Family Finances: Baby Budgeting For Your New Arrival


Pregnancy is a wonderful time for most families. There’s nothing more exciting than growing your family, and knowing that in a few short months you will have a beautiful bundle of joy in your arms that will change your life forever. However it’s not all sunshine and rainbows, there’s a lot of practical issues when it comes to having a baby, and your finances are just one of them. Thankfully you have nine months to prepare, and to get yourself in the best position possible for when they arrive. Here are some points to bear in mind when it comes to budgeting for a baby.

Living Situation
Do you currently live in a place that’s suitable for children? If you’re in a one bedroom apartment or a place where you have to climb loads of stairs to access, it’s going to be best to move. This is a huge expense within itself, not just due to moving costs but because you’ll likely need to upgrade to a larger place.
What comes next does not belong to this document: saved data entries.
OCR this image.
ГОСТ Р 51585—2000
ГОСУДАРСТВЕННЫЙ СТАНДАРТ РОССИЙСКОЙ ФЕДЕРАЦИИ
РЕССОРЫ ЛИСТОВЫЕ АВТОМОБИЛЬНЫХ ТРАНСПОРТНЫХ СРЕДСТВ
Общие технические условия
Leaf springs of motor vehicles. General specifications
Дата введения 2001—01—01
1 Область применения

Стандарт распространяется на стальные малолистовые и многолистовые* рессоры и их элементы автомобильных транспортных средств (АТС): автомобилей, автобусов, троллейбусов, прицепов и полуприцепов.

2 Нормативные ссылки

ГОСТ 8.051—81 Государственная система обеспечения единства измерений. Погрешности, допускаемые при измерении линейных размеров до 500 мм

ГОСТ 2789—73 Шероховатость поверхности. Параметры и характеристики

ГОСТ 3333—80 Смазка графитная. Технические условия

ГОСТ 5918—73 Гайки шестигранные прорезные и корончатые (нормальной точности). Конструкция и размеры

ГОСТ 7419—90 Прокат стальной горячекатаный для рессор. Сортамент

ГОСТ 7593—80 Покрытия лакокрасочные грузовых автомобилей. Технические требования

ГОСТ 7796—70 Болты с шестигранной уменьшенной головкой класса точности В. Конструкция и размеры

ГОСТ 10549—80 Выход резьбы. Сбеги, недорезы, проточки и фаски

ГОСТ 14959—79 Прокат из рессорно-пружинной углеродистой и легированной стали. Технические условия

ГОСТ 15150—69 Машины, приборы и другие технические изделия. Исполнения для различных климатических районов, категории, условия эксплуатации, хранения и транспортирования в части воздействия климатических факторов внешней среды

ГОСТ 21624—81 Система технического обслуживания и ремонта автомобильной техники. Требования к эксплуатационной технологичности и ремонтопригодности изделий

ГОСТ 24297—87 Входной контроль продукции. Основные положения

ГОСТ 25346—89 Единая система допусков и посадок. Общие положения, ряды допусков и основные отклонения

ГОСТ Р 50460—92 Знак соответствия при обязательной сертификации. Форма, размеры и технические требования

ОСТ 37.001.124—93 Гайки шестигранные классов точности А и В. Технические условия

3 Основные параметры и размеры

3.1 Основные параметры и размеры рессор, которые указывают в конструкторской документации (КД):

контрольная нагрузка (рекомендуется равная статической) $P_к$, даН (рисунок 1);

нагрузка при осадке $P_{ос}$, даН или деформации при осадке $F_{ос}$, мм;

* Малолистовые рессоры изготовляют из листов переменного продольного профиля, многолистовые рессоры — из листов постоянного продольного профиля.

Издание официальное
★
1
You will probably want a nice area with good local parks and schools, and a back garden for your child to play in when they get a little older. A nice, stable home where you can put down roots with your family is so important, so this is a cost you will need to consider. You might need to sell up, or search for a new rented property depending on your current situation- so work these fees into your budget. As well as a new home you might even need a new car too. Lots of people change to more family friendly car models when they have a baby, ideally you need something big enough with five doors so you can get your child in and out of their car seat.

Work, Maternity Pay and Shared Parental Leave
One of the big questions after having a baby is deciding how much time to take off work. While many new parents would love to have as much time as possible to look after their new arrival, your financial situation might mean that you both need to return to work fairly soon after having a baby. It’s the law that a birth mother takes a minimum of two weeks maternity leave after having a baby (four weeks for factory workers). However did you know that the remaining fifty weeks you have can be shared between you and your partner? This means childcare can be split, you can return to work earlier if you want to and they can stay at home with the baby for longer if they want to. There are of course some rules and restrictions surrounding this, but you could find out more here if it’s something that would benefit you.

Childcare Costs
Once your maternity or parental leave is over, the big issue to consider is childcare. If you’re lucky enough to have family members willing to help then this will make life much easier. If not, start looking into childcare options early on to work out what’s best for you. As well as the cost of the care itself, you will need to factor in time and money for transport/ fuel there and back so it’s a big decision. Depending on where you live you may be entitled to some free childcare or free early education for your child, so make sure you find out what’s available to you. In the UK, many working parents of three and four year olds are eligible for thirty hours of free childcare a week (was previously fifteen), for thirty eight weeks of the year. If you’re entitled to the childcare part of working tax credits, this can cover up to seventy percent of your childcare costs too which is a massive help. Some employers even have workplace nurseries, they may be free or paid for but either way are a tax free perk of the job.

Benefits and Extra Help
As well as benefits to cover childcare, most people in the UK are entitled to child benefit. For the eldest (or only child) you get roughly £20 a week, and for additional children you get around £14. While it’s not a huge sum of money, it’s a little extra help that’s there if you need it and can be worked into your baby budget. If you’re out of work when you have your baby, you may be entitled to income support until your child is five if you’re a lone parent. Exactly what you can get depends on a variety of things, your midwife should discuss all of this with you at your appointments during pregnancy.

Saving Money
If you’re planning to have a baby, getting some savings behind you and putting money away before getting pregnant makes the most sense. You could start a savings account, and transfer a portion of your wages into it every week. You could sell items you’re no longer using, or start a second job from home to earn a little extra cash. Blogging, design work, an Etsy shop can all bring in some money if you have the right skills. Paying down debts so you’re in the best financial position possible is also a good idea if you’re in a position where you can do that. That way you at least have the cash to make the purchases below up front.


Buying Baby Items
There are a few large purchases you need to make when you’re having a baby. A cot and nursery furniture, a pram and a car seat to name a few. Then you need clothes, baby products, toys and everything else that comes along with a baby. Write a list and set a budget and then work from there. If friends and family offer to help, you can show them the list so they know exactly what you need. It also means that you don't accidentally buy items repeatedly and waste money and it’s far easier to keep on track.